The risk that underlies almost everything else in agentic security is indirect prompt injection, what the research community calls XPIA. Most people think of prompt injection as a user typing something malicious into a chat box. The indirect version is harder to spot. The injection comes from the data the agent processes, not from the user: documents in RAG indices, tool outputs, emails, web pages, API responses, CRM records. Anywhere the agent reads untrusted data, an attacker can plant instructions.

Casaba breaks XPIA into four attack surfaces. Perception-layer injection hides instructions in content the agent ingests, but humans can’t see (e.g., CSS display: none, HTML comments, aria-label attributes). Research shows these alter agent outputs in 15-29% of tested cases. Instead of injecting explicit commands, the attacker fills the source content with confident, authoritative language that leans in a particular direction. The agent isn’t being told what to say. But when most of what it reads carries the same framing, its synthesis reflects that framing. There’s no payload to detect because the attack is in the aggregate rather than in any single document.

Memory and learning attacks corrupt stored context, so the compromise persists across sessions. Action-layer attacks embed explicit instruction sequences in external resources that, when ingested, override safety alignment.

The architectural response: separate the data plane from the control plane. This is the single most important design decision. The OWASP guide highlights Google’s CaMeL as the cleanest conceptual model. A privileged LLM receives only trusted inputs and generates control flow (which tools to call, in what order). A quarantined LLM processes untrusted data (web content, email bodies, retrieved documents) and has no access to tools. Prompt injection in a retrieved document hits the quarantined LLM, which can’t invoke tools. The injection has nowhere to go. CaMeL also isolates memory: the quarantined LLM’s context doesn’t leak into the privileged LLM’s memory, which prevents poisoned data from influencing future control flow decisions.

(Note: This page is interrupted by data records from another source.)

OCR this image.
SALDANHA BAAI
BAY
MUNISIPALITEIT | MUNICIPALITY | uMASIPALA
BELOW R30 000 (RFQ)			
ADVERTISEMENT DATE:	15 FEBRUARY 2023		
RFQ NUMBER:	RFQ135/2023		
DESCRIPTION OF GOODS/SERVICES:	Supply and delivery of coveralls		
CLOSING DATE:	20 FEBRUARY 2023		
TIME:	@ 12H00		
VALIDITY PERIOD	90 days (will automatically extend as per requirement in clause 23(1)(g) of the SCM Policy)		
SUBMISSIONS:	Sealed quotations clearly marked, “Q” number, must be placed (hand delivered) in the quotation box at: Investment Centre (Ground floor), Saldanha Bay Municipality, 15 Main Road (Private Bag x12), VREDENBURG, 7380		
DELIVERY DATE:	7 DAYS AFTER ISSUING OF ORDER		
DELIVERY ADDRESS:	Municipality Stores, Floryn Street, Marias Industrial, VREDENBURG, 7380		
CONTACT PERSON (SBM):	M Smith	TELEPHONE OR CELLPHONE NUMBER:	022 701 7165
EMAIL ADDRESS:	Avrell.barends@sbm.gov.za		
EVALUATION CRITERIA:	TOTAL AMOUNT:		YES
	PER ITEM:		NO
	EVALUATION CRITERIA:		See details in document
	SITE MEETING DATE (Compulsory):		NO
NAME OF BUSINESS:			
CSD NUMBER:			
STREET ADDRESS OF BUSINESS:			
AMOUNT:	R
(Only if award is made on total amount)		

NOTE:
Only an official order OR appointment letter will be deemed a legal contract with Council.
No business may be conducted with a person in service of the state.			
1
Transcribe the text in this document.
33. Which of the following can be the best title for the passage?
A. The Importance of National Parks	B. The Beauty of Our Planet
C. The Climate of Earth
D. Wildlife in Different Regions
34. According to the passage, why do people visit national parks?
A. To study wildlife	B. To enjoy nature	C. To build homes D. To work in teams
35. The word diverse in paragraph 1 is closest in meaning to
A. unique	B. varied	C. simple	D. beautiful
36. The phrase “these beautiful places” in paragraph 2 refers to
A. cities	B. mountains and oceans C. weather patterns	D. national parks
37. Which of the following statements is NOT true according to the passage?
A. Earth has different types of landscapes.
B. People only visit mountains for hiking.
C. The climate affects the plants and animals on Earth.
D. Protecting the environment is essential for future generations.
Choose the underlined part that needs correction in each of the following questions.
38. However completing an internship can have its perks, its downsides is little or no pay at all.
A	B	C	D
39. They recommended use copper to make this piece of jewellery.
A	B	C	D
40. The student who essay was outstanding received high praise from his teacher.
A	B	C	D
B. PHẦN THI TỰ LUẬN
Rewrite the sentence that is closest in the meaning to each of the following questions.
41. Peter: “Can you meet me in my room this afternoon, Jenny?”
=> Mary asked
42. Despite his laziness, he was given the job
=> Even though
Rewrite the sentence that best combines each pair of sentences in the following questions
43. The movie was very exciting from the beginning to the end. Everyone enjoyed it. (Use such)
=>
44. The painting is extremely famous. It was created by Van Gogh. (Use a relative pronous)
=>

CaMeL remains a research architecture. A follow-up paper (May 2025) adds prompt screening, tiered-risk access, and output auditing, but no production deployments have been published. What is shipping in production is the underlying principle: external enforcement layers that sit between the agent and its tools. Check Points, Zenity’s runtime agent monitor, Lasso Security’s MCP Gateway, and Airia’s model-agnostic control plane all enforce the same boundary: untrusted content can’t directly trigger tool invocations. They do it through runtime policy engines and gateways rather than a second LLM, but the design principle is identical.

What to watch for: Any workflow where an agent retrieves or processes content from sources outside your direct control. Email summarizers, web research agents, document analyzers, RAG-based assistants. All are at high risk for XPIA.